Ende vergangener Woche, kurz nach der Kapitulation. Die Stadt Goris im Süden Armeniens quillt über an Menschen. Goris, direkt an der Grenze zu Aserbaidschan gelegen, ist der erste Anlaufpunkt für die Flüchtenden. Sie kommen durch den sogenannten Latschin-Korridor, der Armenien und Bergkarabach verbindet. Für die Strecke von fast 60 Kilometern haben viele von ihnen zwei bis drei Tage gebraucht. Sie erreichen die Stadt in Minibussen und Privatautos, aber auch auf Lastwagen.
Viele der Flüchtenden fahren mittlerweile ohne Halt weiter nach Vayk. Die Stadt in der südlich gelegenen armenischen Region Vayots Dzor ist nun neben Goris zum zweiten Hotspot geworden, in dem sich die Menschen sammeln. Viele von ihnen wissen nicht, wie weiter.
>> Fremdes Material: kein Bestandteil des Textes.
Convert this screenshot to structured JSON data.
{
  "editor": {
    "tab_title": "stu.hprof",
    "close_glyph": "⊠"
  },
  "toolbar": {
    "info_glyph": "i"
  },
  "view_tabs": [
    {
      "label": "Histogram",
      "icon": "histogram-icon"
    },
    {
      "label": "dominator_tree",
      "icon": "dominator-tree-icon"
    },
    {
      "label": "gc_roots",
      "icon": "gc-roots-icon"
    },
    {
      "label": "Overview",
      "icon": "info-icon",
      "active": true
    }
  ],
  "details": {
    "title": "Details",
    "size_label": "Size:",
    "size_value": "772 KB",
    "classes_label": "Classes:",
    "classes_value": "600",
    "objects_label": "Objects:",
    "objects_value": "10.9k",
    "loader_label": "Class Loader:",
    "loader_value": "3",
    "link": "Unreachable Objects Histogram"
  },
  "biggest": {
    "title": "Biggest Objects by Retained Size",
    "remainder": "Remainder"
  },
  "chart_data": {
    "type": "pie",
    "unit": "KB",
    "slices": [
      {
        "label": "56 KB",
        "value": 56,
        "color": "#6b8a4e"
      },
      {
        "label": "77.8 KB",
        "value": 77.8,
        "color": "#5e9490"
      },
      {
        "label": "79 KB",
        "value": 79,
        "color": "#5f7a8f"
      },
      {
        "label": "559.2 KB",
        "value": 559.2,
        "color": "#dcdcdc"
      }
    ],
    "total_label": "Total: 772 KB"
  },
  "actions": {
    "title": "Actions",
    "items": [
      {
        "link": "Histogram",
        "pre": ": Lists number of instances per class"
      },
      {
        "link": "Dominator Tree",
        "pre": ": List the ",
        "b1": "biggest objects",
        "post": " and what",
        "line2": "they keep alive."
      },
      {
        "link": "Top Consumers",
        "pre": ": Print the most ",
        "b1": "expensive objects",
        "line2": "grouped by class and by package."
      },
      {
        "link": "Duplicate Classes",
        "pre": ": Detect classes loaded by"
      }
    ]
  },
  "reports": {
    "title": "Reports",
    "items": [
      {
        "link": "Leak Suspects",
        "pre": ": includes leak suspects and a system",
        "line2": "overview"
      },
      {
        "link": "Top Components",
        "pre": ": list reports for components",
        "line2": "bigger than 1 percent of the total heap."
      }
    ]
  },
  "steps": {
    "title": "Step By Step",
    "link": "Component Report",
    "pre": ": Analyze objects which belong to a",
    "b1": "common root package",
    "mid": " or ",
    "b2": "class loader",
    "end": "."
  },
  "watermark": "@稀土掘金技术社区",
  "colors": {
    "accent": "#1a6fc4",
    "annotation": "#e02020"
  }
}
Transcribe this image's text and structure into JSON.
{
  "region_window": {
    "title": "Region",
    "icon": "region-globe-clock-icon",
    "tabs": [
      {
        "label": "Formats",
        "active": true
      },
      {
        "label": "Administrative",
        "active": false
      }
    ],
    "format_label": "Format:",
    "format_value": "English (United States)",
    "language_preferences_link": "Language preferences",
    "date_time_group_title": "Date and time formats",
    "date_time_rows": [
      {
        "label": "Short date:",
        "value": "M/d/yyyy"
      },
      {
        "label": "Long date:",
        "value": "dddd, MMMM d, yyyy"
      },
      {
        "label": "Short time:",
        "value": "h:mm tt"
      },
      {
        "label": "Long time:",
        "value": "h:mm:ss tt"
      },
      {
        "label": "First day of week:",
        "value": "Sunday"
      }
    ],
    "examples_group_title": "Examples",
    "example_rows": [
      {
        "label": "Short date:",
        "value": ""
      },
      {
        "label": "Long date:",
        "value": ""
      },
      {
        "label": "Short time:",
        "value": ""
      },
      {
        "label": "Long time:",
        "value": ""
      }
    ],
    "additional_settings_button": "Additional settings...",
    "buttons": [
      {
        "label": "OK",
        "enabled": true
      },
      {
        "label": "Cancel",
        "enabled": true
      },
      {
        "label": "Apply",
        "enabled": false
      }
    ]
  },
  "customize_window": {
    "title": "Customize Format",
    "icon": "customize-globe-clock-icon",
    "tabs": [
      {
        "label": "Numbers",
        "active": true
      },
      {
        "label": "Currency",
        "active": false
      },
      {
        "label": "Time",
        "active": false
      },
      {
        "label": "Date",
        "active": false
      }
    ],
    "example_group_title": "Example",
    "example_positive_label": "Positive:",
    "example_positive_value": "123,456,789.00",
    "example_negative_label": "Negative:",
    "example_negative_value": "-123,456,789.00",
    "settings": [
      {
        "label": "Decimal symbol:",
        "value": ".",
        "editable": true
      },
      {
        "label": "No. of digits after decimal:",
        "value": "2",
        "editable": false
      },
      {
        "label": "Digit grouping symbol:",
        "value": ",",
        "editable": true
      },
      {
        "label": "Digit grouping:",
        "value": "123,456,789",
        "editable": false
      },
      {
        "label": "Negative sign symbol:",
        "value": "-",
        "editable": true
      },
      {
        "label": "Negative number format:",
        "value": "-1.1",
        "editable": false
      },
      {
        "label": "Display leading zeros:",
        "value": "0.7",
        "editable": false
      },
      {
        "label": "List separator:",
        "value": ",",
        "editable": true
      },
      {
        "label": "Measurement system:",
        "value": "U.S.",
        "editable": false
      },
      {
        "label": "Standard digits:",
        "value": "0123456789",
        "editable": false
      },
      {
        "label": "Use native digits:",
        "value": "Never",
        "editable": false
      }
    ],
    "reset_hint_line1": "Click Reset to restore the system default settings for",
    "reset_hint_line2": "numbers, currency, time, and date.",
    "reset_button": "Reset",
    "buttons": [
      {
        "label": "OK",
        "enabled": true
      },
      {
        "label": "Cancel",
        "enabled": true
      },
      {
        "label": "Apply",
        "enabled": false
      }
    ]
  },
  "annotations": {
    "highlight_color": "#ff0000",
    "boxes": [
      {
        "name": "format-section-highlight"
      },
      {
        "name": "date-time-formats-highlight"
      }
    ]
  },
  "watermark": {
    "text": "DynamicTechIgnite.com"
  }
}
Was erwartet die aus Bergkarabach Geflüchteten in Armenien? Kann diese postsowjetische Republik im Südkaukasus, knapp drei Millionen Einwohner:innen leben hier auf einer Fläche so groß wie das Land Brandenburg, die Geflüchteten überhaupt aufnehmen, sie integrieren?
Im großen Park vor dem Kulturhaus von Vayk herrscht reges Treiben. Das Kulturhaus stammt noch aus Sowjetzeiten. In den Jahren 1956 bis 1990 hieß die Stadt Asisbekow – sie wurde zu Ehren des aserbaidschanischen Bolschewiken Meschadi Asisbekow benannt.
In der Sowjetunion sollte der Kommunismus die verschiedenen sowjetischen Völker verbinden. Russland war lange noch die Schutzmacht Armeniens. Mit dem russischen Angriffskrieg gegen die Ukraine haben sich die Interessen des Kremls verschoben: Das mit Erdgas reich gewordene Aserbaidschan, traditionell von der Türkei unterstützt, ist für Russlands Interessen politisch wie wirtschaftlich interessanter als das arme Armenien.
Auch die Europäische Union profitiert vom Sieg Aserbaidschans. Kommissionspräsidentin Ursula von der Leyen flog 2022 nach Baku, um eine Absichtserklärung zum Kauf aserbaidschanischen Erdgases zu unterzeichnen. Die EU will wegen der Energiekrise den südlichen Gaskorridor erweitern.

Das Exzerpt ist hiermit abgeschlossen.